No such restriction exists in the C standard, as far as I can tell.

This seem to be you problem.

Is there anything that can be done to alleviate this restriction in C?

Except if we had a source-level attribute, or a clang command line flag, I don't see how.
Write your main in C++ maybe?

  Can we make the Function Attributes pass more aggressive, for example?

Are you suggesting to break C semantics or I misunderstand what you mean?

Or mark certain library functions as “norecurse”, although I don’t see how this can be guaranteed.

This is pretty recent and we don't have a good support for libcalls and norecurse. I think Chandler found also some conceptual issue to get it to work properly.

I think the conceptual issues have largely been sorted out, it is mostly that it is much harder to deduce norecurse than it might seem like superficially.

Is annotating “known” libcall with “norecurse” something that is just “work in-progress”, or are we blocked because we may have a user-defined strlen for example?
What about intrinsics?

Is there a specific thread / email I can look at to read about what
the issues were?

-- Sanjoy

Hi,

On my phone right now but I’ll fish out the pertinent threads when I get to the office. Keyword searches for ‘norecurse’ on llvm-dev will probably get most of them.

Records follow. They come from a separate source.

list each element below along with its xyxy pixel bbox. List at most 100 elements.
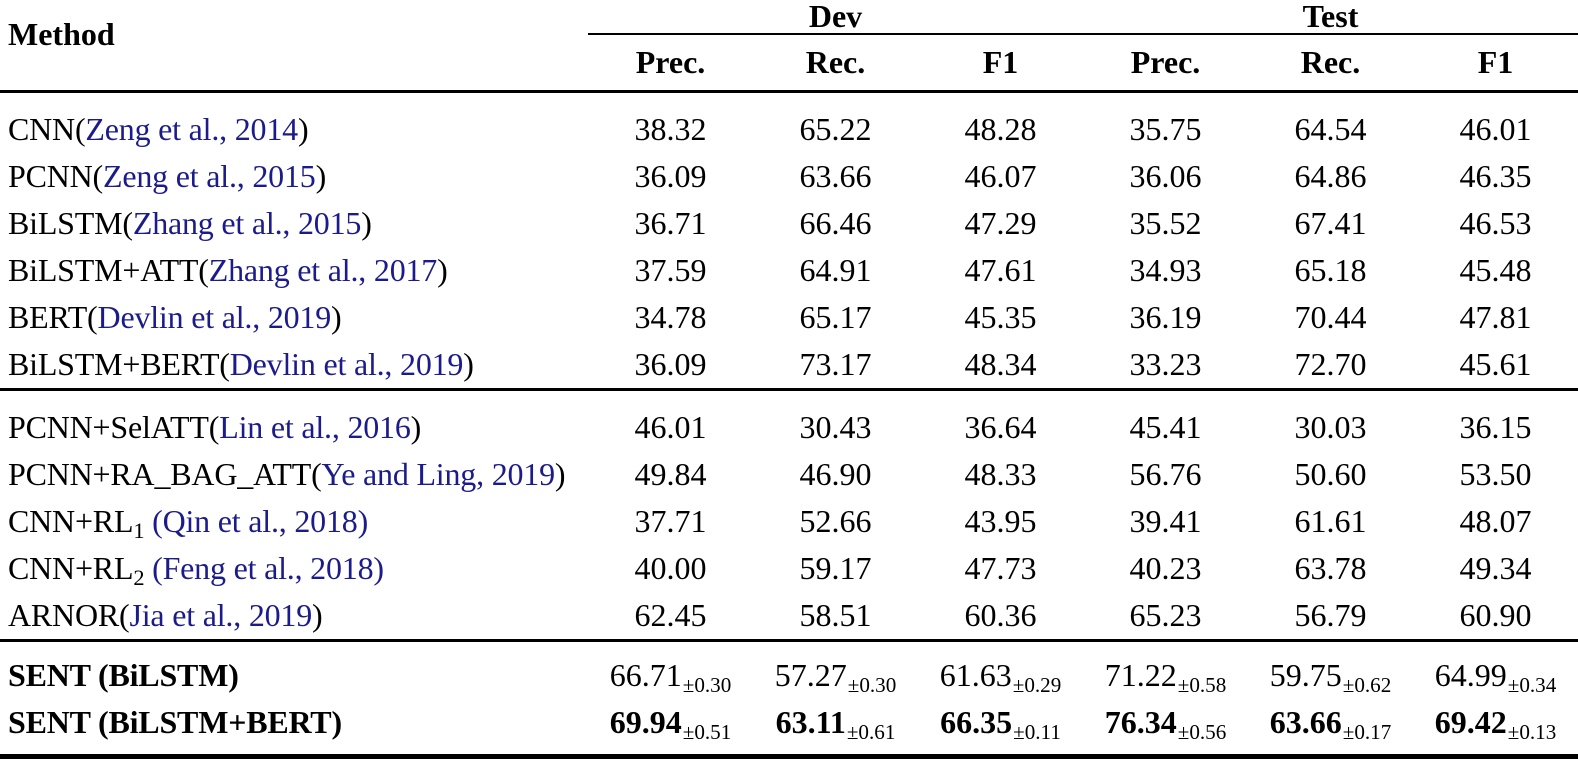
metric-cell: 47.61 (964, 252, 1037, 288)
metric-cell: 73.17 (799, 346, 872, 382)
method-name: SENT (BiLSTM) (8, 657, 239, 693)
method-cell: BiLSTM+BERT(Devlin et al., 2019) (0, 341, 588, 388)
metric-cell: 40.23 (1129, 550, 1202, 586)
method-cell: BiLSTM(Zhang et al., 2015) (0, 200, 588, 247)
method-name: BiLSTM+BERT( (8, 346, 230, 382)
citation-link[interactable]: Ye and Ling, 2019 (321, 456, 556, 492)
metric-stddev: ±0.30 (682, 673, 732, 698)
method-name: BiLSTM( (8, 205, 133, 241)
metric-cell: 45.35 (964, 299, 1037, 335)
citation-link[interactable]: Zeng et al., 2014 (85, 111, 298, 147)
metric-value: 76.34 (1104, 704, 1177, 740)
metric-cell: 64.54 (1294, 111, 1367, 147)
method-name: SENT (BiLSTM+BERT) (8, 704, 342, 740)
metric-cell: 61.63±0.29 (918, 652, 1083, 699)
spacer (0, 391, 1578, 404)
metric-value: 66.71 (609, 657, 682, 693)
metric-stddev: ±0.30 (847, 673, 897, 698)
metric-cell: 49.84 (634, 456, 707, 492)
metric-cell: 56.76 (1129, 456, 1202, 492)
metric-cell: 35.75 (1129, 111, 1202, 147)
metric-cell: 47.81 (1459, 299, 1532, 335)
citation-link[interactable]: Zhang et al., 2017 (208, 252, 438, 288)
method-name: CNN+RL (8, 550, 134, 586)
metric-cell: 37.59 (634, 252, 707, 288)
metric-cell: 45.41 (1129, 409, 1202, 445)
method-suffix: ) (297, 111, 309, 147)
metric-cell: 69.42±0.13 (1413, 699, 1578, 746)
citation-link[interactable]: Zeng et al., 2015 (103, 158, 316, 194)
metric-cell: 48.33 (964, 456, 1037, 492)
col-header-test-rec: Rec. (1300, 44, 1361, 80)
metric-cell: 76.34±0.56 (1083, 699, 1248, 746)
metric-cell: 63.66 (799, 158, 872, 194)
method-name: ARNOR( (8, 597, 130, 633)
citation-link[interactable]: (Qin et al., 2018) (152, 503, 369, 539)
metric-cell: 60.36 (964, 597, 1037, 633)
metric-stddev: ±0.51 (682, 720, 732, 745)
metric-cell: 48.34 (964, 346, 1037, 382)
col-group-header-dev: Dev (808, 0, 863, 34)
metric-cell: 39.41 (1129, 503, 1202, 539)
metric-cell: 34.93 (1129, 252, 1202, 288)
spacer (0, 642, 1578, 652)
metric-value: 63.66 (1269, 704, 1342, 740)
metric-cell: 36.09 (634, 158, 707, 194)
metric-cell: 63.78 (1294, 550, 1367, 586)
method-cell: CNN+RL2 (Feng et al., 2018) (0, 545, 588, 592)
col-header-dev-rec: Rec. (805, 44, 866, 80)
method-space (144, 503, 152, 539)
metric-cell: 36.71 (634, 205, 707, 241)
metric-value: 57.27 (774, 657, 847, 693)
citation-link[interactable]: (Feng et al., 2018) (152, 550, 384, 586)
citation-link[interactable]: Devlin et al., 2019 (97, 299, 332, 335)
citation-link[interactable]: Zhang et al., 2015 (132, 205, 362, 241)
citation-link[interactable]: Jia et al., 2019 (129, 597, 313, 633)
metric-cell: 59.17 (799, 550, 872, 586)
method-suffix: ) (437, 252, 448, 288)
metric-cell: 30.03 (1294, 409, 1367, 445)
method-suffix: ) (312, 597, 323, 633)
method-name: CNN+RL (8, 503, 134, 539)
metric-cell: 52.66 (799, 503, 872, 539)
metric-stddev: ±0.62 (1342, 673, 1392, 698)
metric-stddev: ±0.58 (1177, 673, 1227, 698)
spacer (0, 746, 1578, 754)
metric-stddev: ±0.29 (1012, 673, 1062, 698)
citation-link[interactable]: Lin et al., 2016 (219, 409, 411, 445)
metric-cell: 33.23 (1129, 346, 1202, 382)
metric-cell: 38.32 (634, 111, 707, 147)
metric-cell: 36.19 (1129, 299, 1202, 335)
group-divider-rule (0, 639, 1578, 642)
metric-cell: 66.35±0.11 (918, 699, 1083, 746)
metric-cell: 46.07 (964, 158, 1037, 194)
metric-value: 61.63 (939, 657, 1012, 693)
col-header-dev-f1: F1 (982, 44, 1019, 80)
metric-cell: 35.52 (1129, 205, 1202, 241)
col-header-test-f1: F1 (1477, 44, 1514, 80)
metric-cell: 63.11±0.61 (753, 699, 918, 746)
col-header-dev-prec: Prec. (635, 44, 706, 80)
metric-value: 69.42 (1434, 704, 1507, 740)
citation-link[interactable]: Devlin et al., 2019 (229, 346, 464, 382)
metric-stddev: ±0.13 (1507, 720, 1557, 745)
col-header-method: Method (8, 16, 115, 52)
metric-cell: 36.64 (964, 409, 1037, 445)
metric-cell: 66.46 (799, 205, 872, 241)
metric-value: 71.22 (1104, 657, 1177, 693)
metric-cell: 72.70 (1294, 346, 1367, 382)
method-suffix: ) (331, 299, 342, 335)
metric-cell: 57.27±0.30 (753, 652, 918, 699)
method-cell: SENT (BiLSTM+BERT) (0, 699, 588, 746)
metric-cell: 46.35 (1459, 158, 1532, 194)
metric-cell: 62.45 (634, 597, 707, 633)
method-name: PCNN( (8, 158, 104, 194)
metric-stddev: ±0.34 (1507, 673, 1557, 698)
metric-cell: 37.71 (634, 503, 707, 539)
metric-value: 64.99 (1434, 657, 1507, 693)
metric-cell: 50.60 (1294, 456, 1367, 492)
group-divider-rule (0, 388, 1578, 391)
metric-value: 59.75 (1269, 657, 1342, 693)
metric-cell: 49.34 (1459, 550, 1532, 586)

Indeed, this correctness improvement caused a performance regression on some programs. There is a way to revert to the old, broken behaviour: ‘-mllvm -force-attribute=main:norecurse’. Given how many people run old C code that rely on this property I wouldn’t be against adding an appropriate frontend option for this either, but I am not a clang Dev so they might object more :slight_smile:

Many library functions can be implemented in a recursive fashion. The issue is the same as we’ve had elsewhere in LLVM- is there a defined visibility boundary between user and library code? The same problem can be seen in the Malloc attribute annotations (I forget the attribute name) that Vaiva created - having one arbitrary visibility barrier breaks down when libraries are LTOd (bare metal or OpenCl systems being examples)

Norecurse as a concept is a trade off between ease of inference and ease of definition. Norecurse is indeed hard for the compiler to infer, but the definition is precise.

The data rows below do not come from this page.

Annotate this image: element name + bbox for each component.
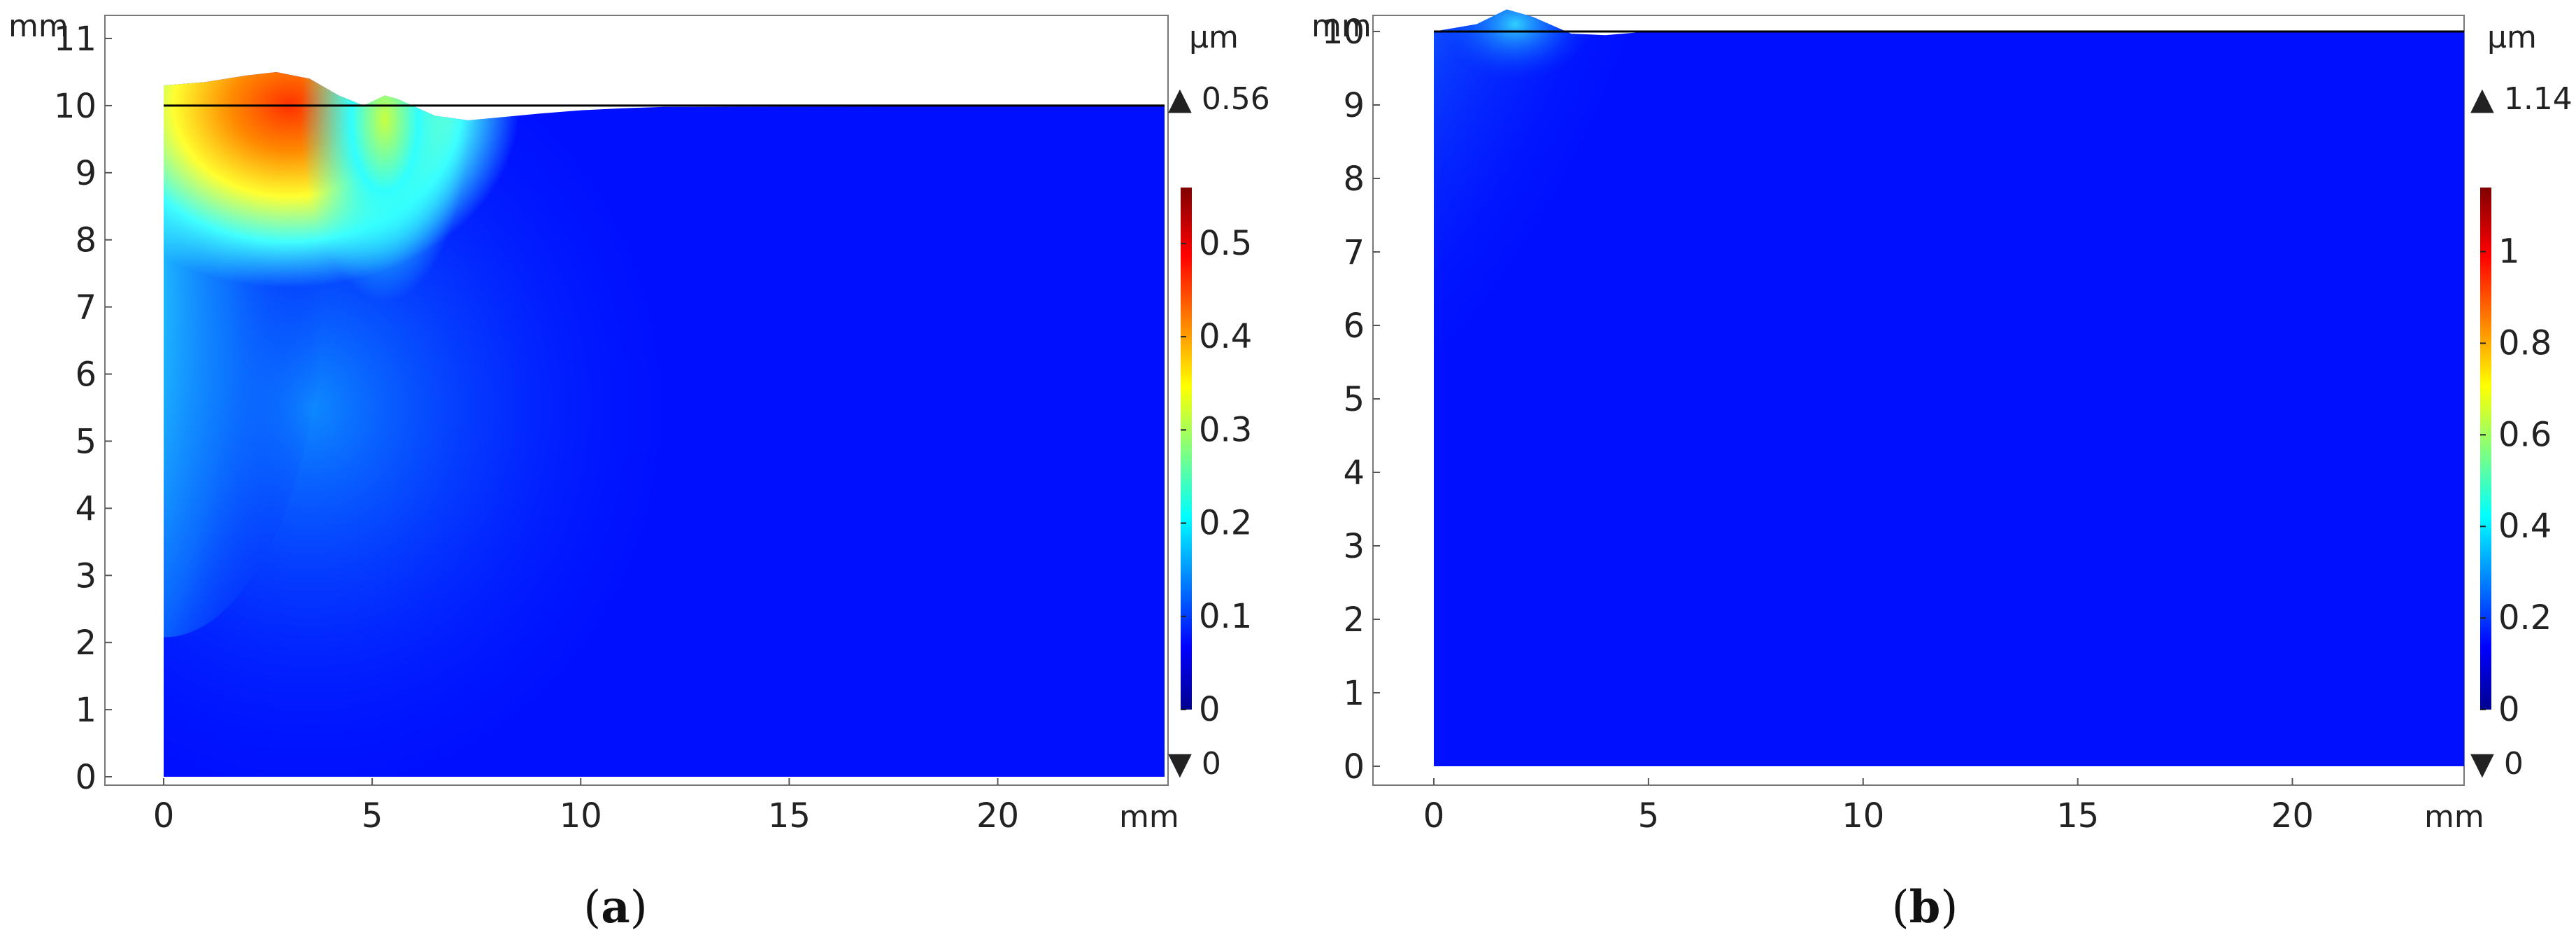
y-tick-label: 8 [75, 221, 97, 260]
axes-frame-a [104, 15, 1169, 786]
colorbar-max-b: ▲ 1.14 [2470, 81, 2573, 117]
y-tick-label: 0 [75, 758, 97, 797]
y-tick-label: 6 [1343, 307, 1365, 346]
colorbar-tick-label: 1 [2498, 232, 2520, 272]
colorbar-tick-label: 0 [1199, 690, 1221, 729]
y-tick-label: 5 [1343, 380, 1365, 419]
x-ticks-a: 0 5 10 15 20 [153, 778, 1019, 836]
y-tick-label: 7 [75, 288, 97, 327]
colorbar-tick-label: 0.8 [2498, 323, 2552, 362]
y-ticks-b: 0 1 2 3 4 5 6 7 8 9 10 [1322, 13, 1380, 787]
colorbar-unit-b: µm [2487, 20, 2537, 55]
x-tick-label: 20 [976, 796, 1019, 836]
colorbar-unit-a: µm [1189, 20, 1239, 55]
colorbar-tick-label: 0.3 [1199, 410, 1252, 449]
y-tick-label: 9 [75, 154, 97, 193]
x-tick-label: 10 [560, 796, 602, 836]
y-tick-label: 0 [1343, 747, 1365, 787]
caption-a: (a) [583, 881, 647, 934]
colorbar-tick-label: 0.5 [1199, 224, 1252, 263]
x-ticks-b: 0 5 10 15 20 [1423, 778, 2314, 836]
colorbar-ticks-a: 0 0.1 0.2 0.3 0.4 0.5 [1181, 224, 1252, 729]
y-unit-b: mm [1311, 8, 1372, 44]
x-tick-label: 5 [362, 796, 383, 836]
x-tick-label: 15 [2056, 796, 2099, 836]
colorbar-tick-label: 0.2 [2498, 598, 2552, 637]
y-tick-label: 2 [1343, 600, 1365, 640]
y-tick-label: 7 [1343, 233, 1365, 272]
y-tick-label: 9 [1343, 86, 1365, 125]
y-tick-label: 6 [75, 355, 97, 395]
y-tick-label: 4 [75, 489, 97, 528]
y-tick-label: 1 [1343, 674, 1365, 713]
x-tick-label: 0 [1423, 796, 1445, 836]
x-tick-label: 0 [153, 796, 175, 836]
y-tick-label: 10 [1322, 13, 1365, 52]
y-tick-label: 3 [75, 556, 97, 596]
field-plot-b [1434, 9, 2464, 766]
y-tick-label: 11 [54, 20, 97, 59]
y-tick-label: 3 [1343, 527, 1365, 566]
colorbar-tick-label: 0 [2498, 690, 2520, 729]
x-tick-label: 20 [2271, 796, 2314, 836]
y-tick-label: 1 [75, 691, 97, 730]
colorbar-min-a: ▼ 0 [1168, 746, 1221, 782]
x-tick-label: 10 [1842, 796, 1884, 836]
x-tick-label: 5 [1638, 796, 1660, 836]
colorbar-a [1181, 188, 1192, 710]
colorbar-b [2480, 188, 2491, 710]
y-tick-label: 4 [1343, 453, 1365, 493]
y-tick-label: 8 [1343, 160, 1365, 199]
colorbar-tick-label: 0.1 [1199, 597, 1252, 636]
colorbar-tick-label: 0.4 [1199, 317, 1252, 356]
y-ticks-a: 0 1 2 3 4 5 6 7 8 9 10 11 [54, 20, 112, 797]
y-tick-label: 2 [75, 624, 97, 663]
colorbar-min-b: ▼ 0 [2470, 746, 2524, 782]
colorbar-ticks-b: 0 0.2 0.4 0.6 0.8 1 [2480, 232, 2552, 729]
field-plot-a [164, 72, 1165, 777]
colorbar-tick-label: 0.4 [2498, 507, 2552, 546]
caption-b: (b) [1892, 881, 1958, 934]
x-tick-label: 15 [768, 796, 811, 836]
colorbar-max-a: ▲ 0.56 [1168, 81, 1270, 117]
y-tick-label: 5 [75, 422, 97, 461]
x-unit-b: mm [2424, 799, 2484, 835]
x-unit-a: mm [1119, 799, 1179, 835]
y-tick-label: 10 [54, 87, 97, 126]
y-unit-a: mm [8, 8, 69, 44]
colorbar-tick-label: 0.6 [2498, 415, 2552, 454]
colorbar-tick-label: 0.2 [1199, 504, 1252, 543]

There may be other, superior options - suggestions welcome! :slight_smile:

Cheers,

James

By adding the attributes only on libcalls declarations only, you solve most of the issues: if you’re in the translation unit that exposes the internal implementation of malloc you won’t have the attribute (we could imagine that one would implement “strlen” split in multiple files, but that’s quite unlikely).

That could work!

But the bigger problem (that I’ve just remembered) is hooks and callbacks. If a function can either exit, abort or Malloc it could call back into user code.

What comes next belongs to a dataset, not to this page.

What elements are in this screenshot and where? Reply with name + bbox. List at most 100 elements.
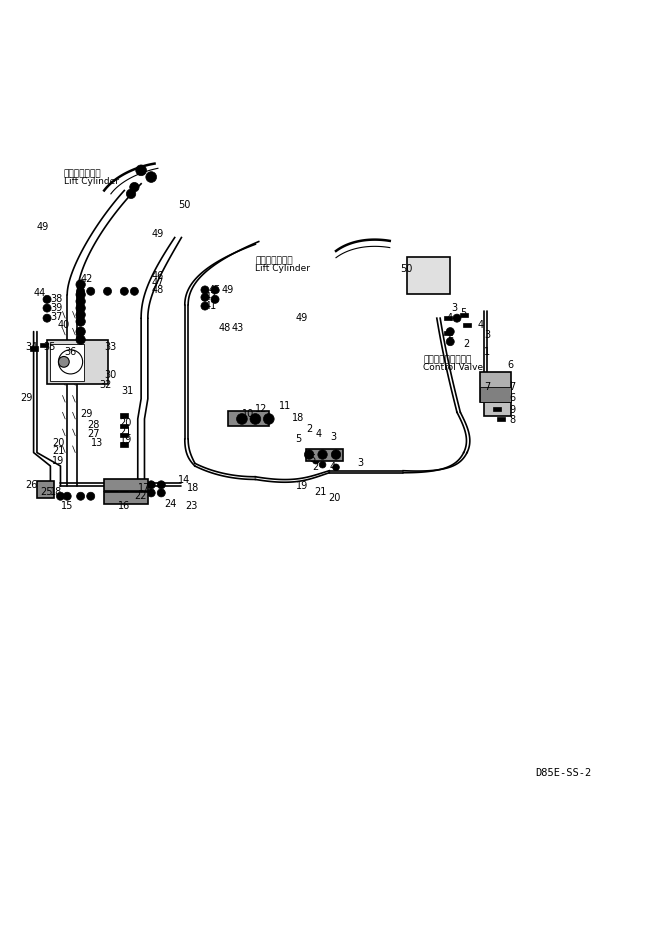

That said, those functions (strtok etc) are a smaller subset of the library.

James

Hi Mehdi,

You are right – modifying the Function Attributes pass to mark “main” as norecurse would break the C standard (unless it has a similar statement regarding “main” that the C++ standard has – I cannot find it), so that’s a no-go. Looks like there was an attempt to bypass library calls in the Function Attributes pass for the purpose of detecting norecurse functions: http://reviews.llvm.org/D14769. I’ll look for other threads on this topic.

Thanks,

Sanjin

The only problem we ran into is that many library functions cannot be deduced as norecurse.

I think to deduce ‘main’ as norecurse you would need to have language specific knowledge, but the way the frontend could encode that knowledge would be to annotate main with the norecurse attribute directly. ;] So that seems to obviate the need to deduce anything for library functions.